Evaluating Evolving Agents with Evolving Benchmarks

(frontier-cs.org)

3 points | by lihanc111 9 hours ago ago

1 comments

Evolving agent systems (agents that use continual learning, memory, or context refinement) are becoming the mainstream. However, up until now, most papers show gains on only about 10 tasks, or small subsets of existing benchmarks.

The bigger issue is benchmark saturation. We highlight "circle packing" in the post as a prime example: four different recent papers (ThetaEvolve, TTT-Discover, AdaEvolve, and EvoX) all converge to the exact same ceiling (2.635983). Once multiple methods collapse to the same endpoint because they are essentially just wrapping the same SLSQP Python script, the benchmark stops measuring open-ended improvement.

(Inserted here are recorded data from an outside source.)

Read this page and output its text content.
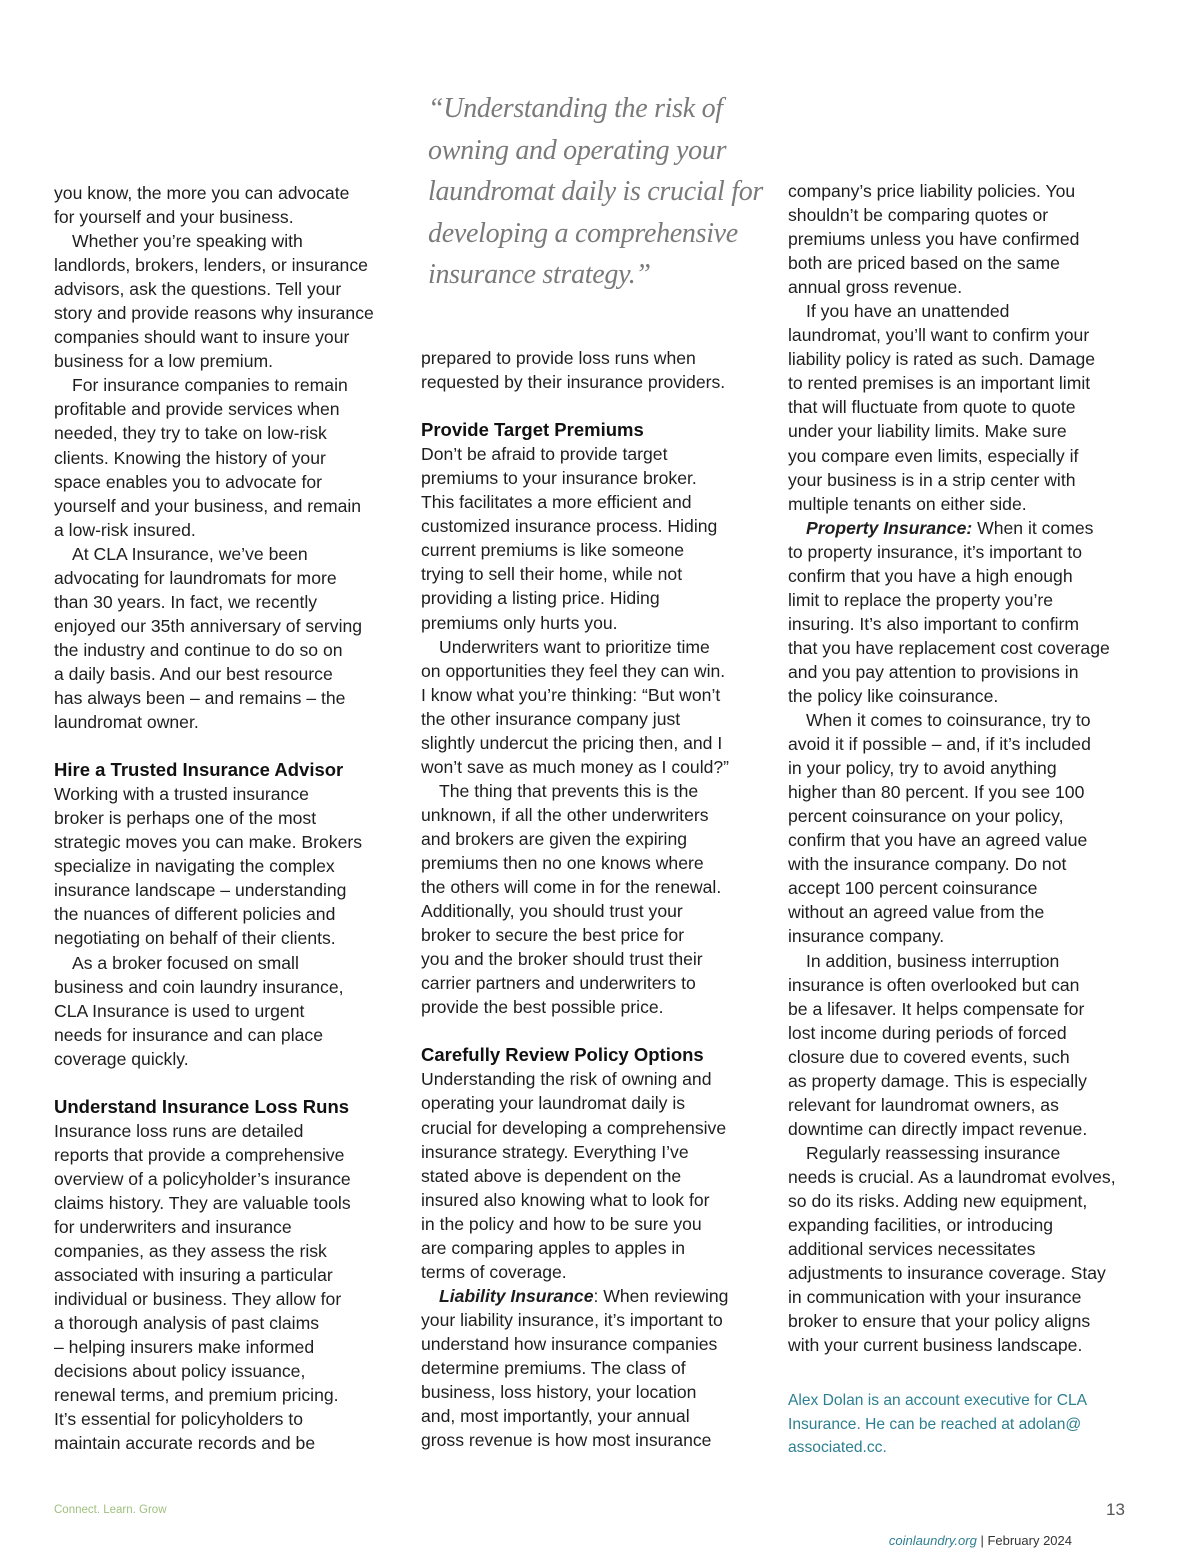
“Understanding the risk of
owning and operating your
laundromat daily is crucial for
developing a comprehensive
insurance strategy.”
you know, the more you can advocate
for yourself and your business.
Whether you’re speaking with
landlords, brokers, lenders, or insurance
advisors, ask the questions. Tell your
story and provide reasons why insurance
companies should want to insure your
business for a low premium.
For insurance companies to remain
profitable and provide services when
needed, they try to take on low-risk
clients. Knowing the history of your
space enables you to advocate for
yourself and your business, and remain
a low-risk insured.
At CLA Insurance, we’ve been
advocating for laundromats for more
than 30 years. In fact, we recently
enjoyed our 35th anniversary of serving
the industry and continue to do so on
a daily basis. And our best resource
has always been – and remains – the
laundromat owner.
Hire a Trusted Insurance Advisor
Working with a trusted insurance
broker is perhaps one of the most
strategic moves you can make. Brokers
specialize in navigating the complex
insurance landscape – understanding
the nuances of different policies and
negotiating on behalf of their clients.
As a broker focused on small
business and coin laundry insurance,
CLA Insurance is used to urgent
needs for insurance and can place
coverage quickly.
Understand Insurance Loss Runs
Insurance loss runs are detailed
reports that provide a comprehensive
overview of a policyholder’s insurance
claims history. They are valuable tools
for underwriters and insurance
companies, as they assess the risk
associated with insuring a particular
individual or business. They allow for
a thorough analysis of past claims
– helping insurers make informed
decisions about policy issuance,
renewal terms, and premium pricing.
It’s essential for policyholders to
maintain accurate records and be
prepared to provide loss runs when
requested by their insurance providers.
Provide Target Premiums
Don’t be afraid to provide target
premiums to your insurance broker.
This facilitates a more efficient and
customized insurance process. Hiding
current premiums is like someone
trying to sell their home, while not
providing a listing price. Hiding
premiums only hurts you.
Underwriters want to prioritize time
on opportunities they feel they can win.
I know what you’re thinking: “But won’t
the other insurance company just
slightly undercut the pricing then, and I
won’t save as much money as I could?”
The thing that prevents this is the
unknown, if all the other underwriters
and brokers are given the expiring
premiums then no one knows where
the others will come in for the renewal.
Additionally, you should trust your
broker to secure the best price for
you and the broker should trust their
carrier partners and underwriters to
provide the best possible price.
Carefully Review Policy Options
Understanding the risk of owning and
operating your laundromat daily is
crucial for developing a comprehensive
insurance strategy. Everything I’ve
stated above is dependent on the
insured also knowing what to look for
in the policy and how to be sure you
are comparing apples to apples in
terms of coverage.
Liability Insurance: When reviewing
your liability insurance, it’s important to
understand how insurance companies
determine premiums. The class of
business, loss history, your location
and, most importantly, your annual
gross revenue is how most insurance
company’s price liability policies. You
shouldn’t be comparing quotes or
premiums unless you have confirmed
both are priced based on the same
annual gross revenue.
If you have an unattended
laundromat, you’ll want to confirm your
liability policy is rated as such. Damage
to rented premises is an important limit
that will fluctuate from quote to quote
under your liability limits. Make sure
you compare even limits, especially if
your business is in a strip center with
multiple tenants on either side.
Property Insurance: When it comes
to property insurance, it’s important to
confirm that you have a high enough
limit to replace the property you’re
insuring. It’s also important to confirm
that you have replacement cost coverage
and you pay attention to provisions in
the policy like coinsurance.
When it comes to coinsurance, try to
avoid it if possible – and, if it’s included
in your policy, try to avoid anything
higher than 80 percent. If you see 100
percent coinsurance on your policy,
confirm that you have an agreed value
with the insurance company. Do not
accept 100 percent coinsurance
without an agreed value from the
insurance company.
In addition, business interruption
insurance is often overlooked but can
be a lifesaver. It helps compensate for
lost income during periods of forced
closure due to covered events, such
as property damage. This is especially
relevant for laundromat owners, as
downtime can directly impact revenue.
Regularly reassessing insurance
needs is crucial. As a laundromat evolves,
so do its risks. Adding new equipment,
expanding facilities, or introducing
additional services necessitates
adjustments to insurance coverage. Stay
in communication with your insurance
broker to ensure that your policy aligns
with your current business landscape.
Alex Dolan is an account executive for CLA
Insurance. He can be reached at adolan@
associated.cc.
Connect. Learn. Grow
coinlaundry.org | February 2024
13
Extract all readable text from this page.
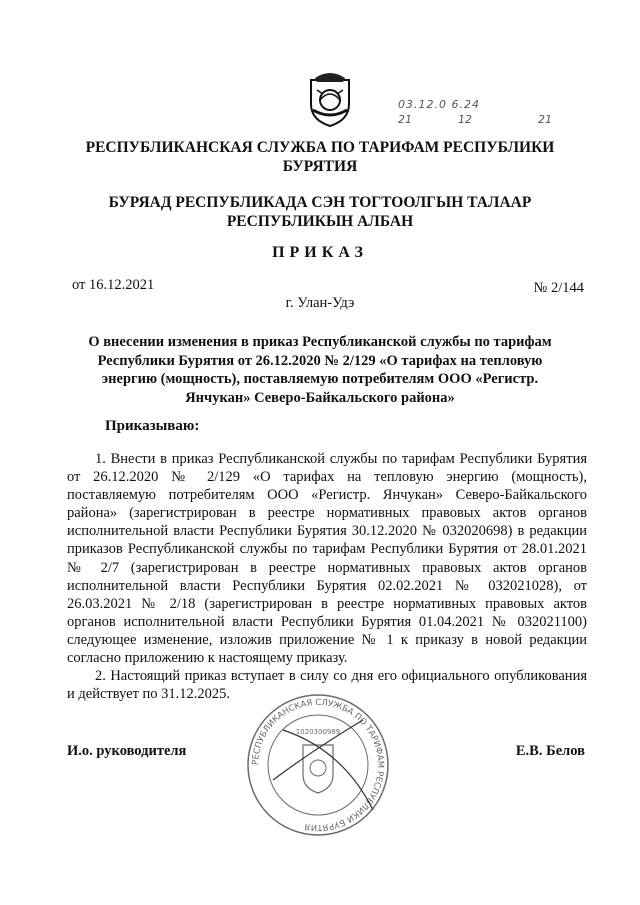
03.12.0 6.24
21	12	21
РЕСПУБЛИКАНСКАЯ СЛУЖБА ПО ТАРИФАМ РЕСПУБЛИКИ
БУРЯТИЯ
БУРЯАД РЕСПУБЛИКАДА СЭН ТОГТООЛГЫН ТАЛААР
РЕСПУБЛИКЫН АЛБАН
ПРИКАЗ
от 16.12.2021	№ 2/144
г. Улан-Удэ
О внесении изменения в приказ Республиканской службы по тарифам
Республики Бурятия от 26.12.2020 № 2/129 «О тарифах на тепловую
энергию (мощность), поставляемую потребителям ООО «Регистр.
Янчукан» Северо-Байкальского района»
Приказываю:

1. Внести в приказ Республиканской службы по тарифам Республики Бурятия от 26.12.2020 № 2/129 «О тарифах на тепловую энергию (мощность), поставляемую потребителям ООО «Регистр. Янчукан» Северо-Байкальского района» (зарегистрирован в реестре нормативных правовых актов органов исполнительной власти Республики Бурятия 30.12.2020 № 032020698) в редакции приказов Республиканской службы по тарифам Республики Бурятия от 28.01.2021 № 2/7 (зарегистрирован в реестре нормативных правовых актов органов исполнительной власти Республики Бурятия 02.02.2021 № 032021028), от 26.03.2021 № 2/18 (зарегистрирован в реестре нормативных правовых актов органов исполнительной власти Республики Бурятия 01.04.2021 № 032021100) следующее изменение, изложив приложение № 1 к приказу в новой редакции согласно приложению к настоящему приказу.

2. Настоящий приказ вступает в силу со дня его официального опубликования и действует по 31.12.2025.

РЕСПУБЛИКАНСКАЯ СЛУЖБА ПО ТАРИФАМ РЕСПУБЛИКИ БУРЯТИЯ
1020300989
И.о. руководителя	Е.В. Белов
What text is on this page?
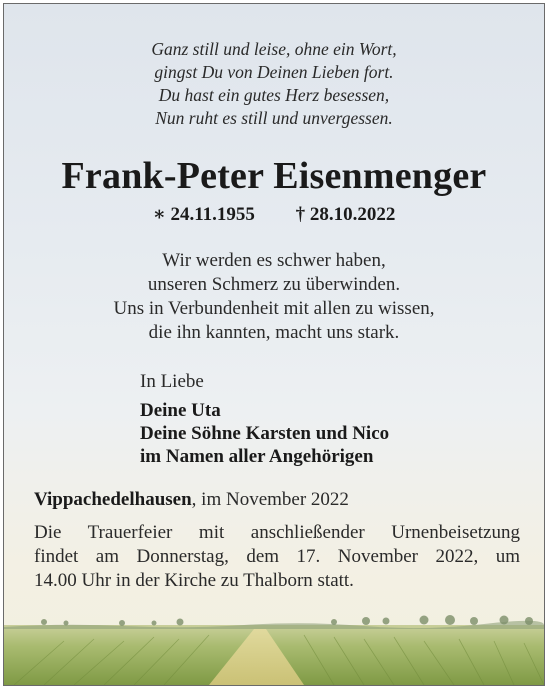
Ganz still und leise, ohne ein Wort,
gingst Du von Deinen Lieben fort.
Du hast ein gutes Herz besessen,
Nun ruht es still und unvergessen.
Frank-Peter Eisenmenger
∗ 24.11.1955 † 28.10.2022
Wir werden es schwer haben,
unseren Schmerz zu überwinden.
Uns in Verbundenheit mit allen zu wissen,
die ihn kannten, macht uns stark.
In Liebe
Deine Uta
Deine Söhne Karsten und Nico
im Namen aller Angehörigen
Vippachedelhausen, im November 2022
Die Trauerfeier mit anschließender Urnenbeisetzung
findet am Donnerstag, dem 17. November 2022, um
14.00 Uhr in der Kirche zu Thalborn statt.
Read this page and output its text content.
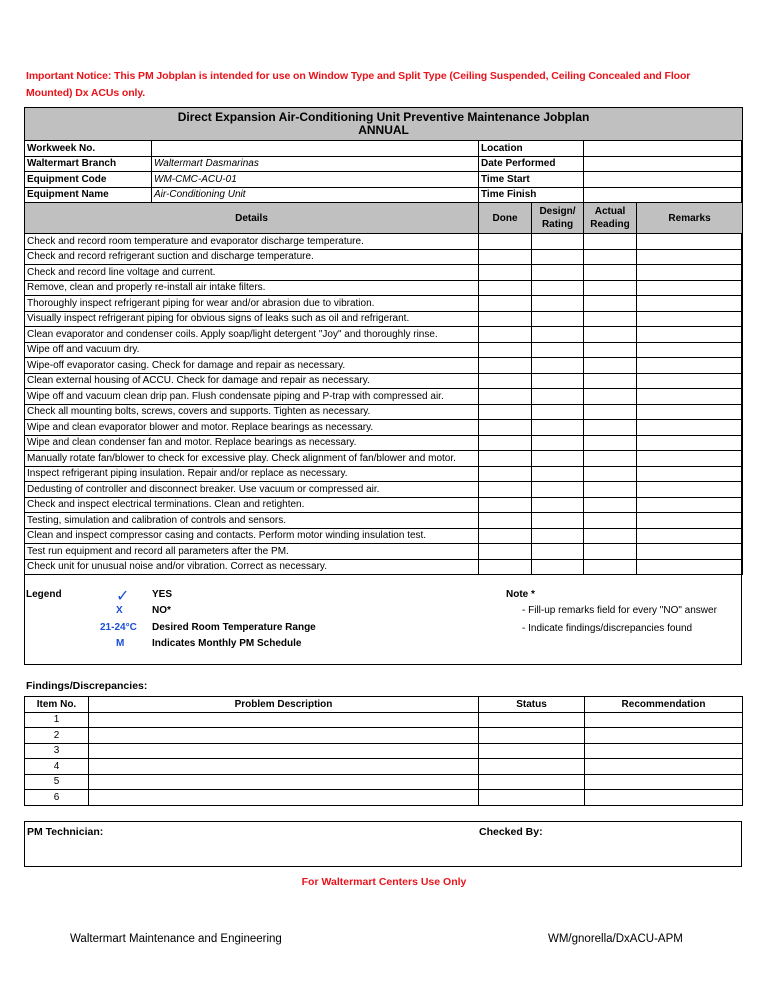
Important Notice: This PM Jobplan is intended for use on Window Type and Split Type (Ceiling Suspended, Ceiling Concealed and Floor Mounted) Dx ACUs only.
Direct Expansion Air-Conditioning Unit Preventive Maintenance Jobplan
ANNUAL					

Workweek No.		Location			
Waltermart Branch	Waltermart Dasmarinas	Date Performed			
Equipment Code	WM-CMC-ACU-01	Time Start			
Equipment Name	Air-Conditioning Unit	Time Finish			
Details		Done	Design/ Rating	Actual Reading	Remarks
Check and record room temperature and evaporator discharge temperature.					
Check and record refrigerant suction and discharge temperature.					
Check and record line voltage and current.					
Remove, clean and properly re-install air intake filters.					
Thoroughly inspect refrigerant piping for wear and/or abrasion due to vibration.					
Visually inspect refrigerant piping for obvious signs of leaks such as oil and refrigerant.					
Clean evaporator and condenser coils. Apply soap/light detergent "Joy" and thoroughly rinse.					
Wipe off and vacuum dry.					
Wipe-off evaporator casing. Check for damage and repair as necessary.					
Clean external housing of ACCU. Check for damage and repair as necessary.					
Wipe off and vacuum clean drip pan. Flush condensate piping and P-trap with compressed air.					
Check all mounting bolts, screws, covers and supports. Tighten as necessary.					
Wipe and clean evaporator blower and motor. Replace bearings as necessary.					
Wipe and clean condenser fan and motor. Replace bearings as necessary.					
Manually rotate fan/blower to check for excessive play. Check alignment of fan/blower and motor.					
Inspect refrigerant piping insulation. Repair and/or replace as necessary.					
Dedusting of controller and disconnect breaker. Use vacuum or compressed air.					
Check and inspect electrical terminations. Clean and retighten.					
Testing, simulation and calibration of controls and sensors.					
Clean and inspect compressor casing and contacts. Perform motor winding insulation test.					
Test run equipment and record all parameters after the PM.					
Check unit for unusual noise and/or vibration. Correct as necessary.					
Legend	✓ YES
X	NO*
21-24°C Desired Room Temperature Range
M	Indicates Monthly PM Schedule
Note *
- Fill-up remarks field for every "NO" answer
- Indicate findings/discrepancies found
Findings/Discrepancies:
Item No.	Problem Description	Status	Recommendation
1			
2			
3			
4			
5			
6			
PM Technician:	Checked By:
For Waltermart Centers Use Only
Waltermart Maintenance and Engineering	WM/gnorella/DxACU-APM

To fix the evaluation gap, we built Frontier-CS. It consists of 172 algorithmic tasks and 68 research tasks, designed by ICPC World Finalists and CS PhDs.

Our main goal was to create environments with massive search spaces that require actual information-efficient exploration and long-horizon reasoning (like our hidden Permutation task), while still keeping the scoring 100% deterministic so we don't have to rely on "LLM-as-a-judge." SkyDiscover is already using this for 200+ task benchmark suites to get much cleaner, less noisy data on agent performance.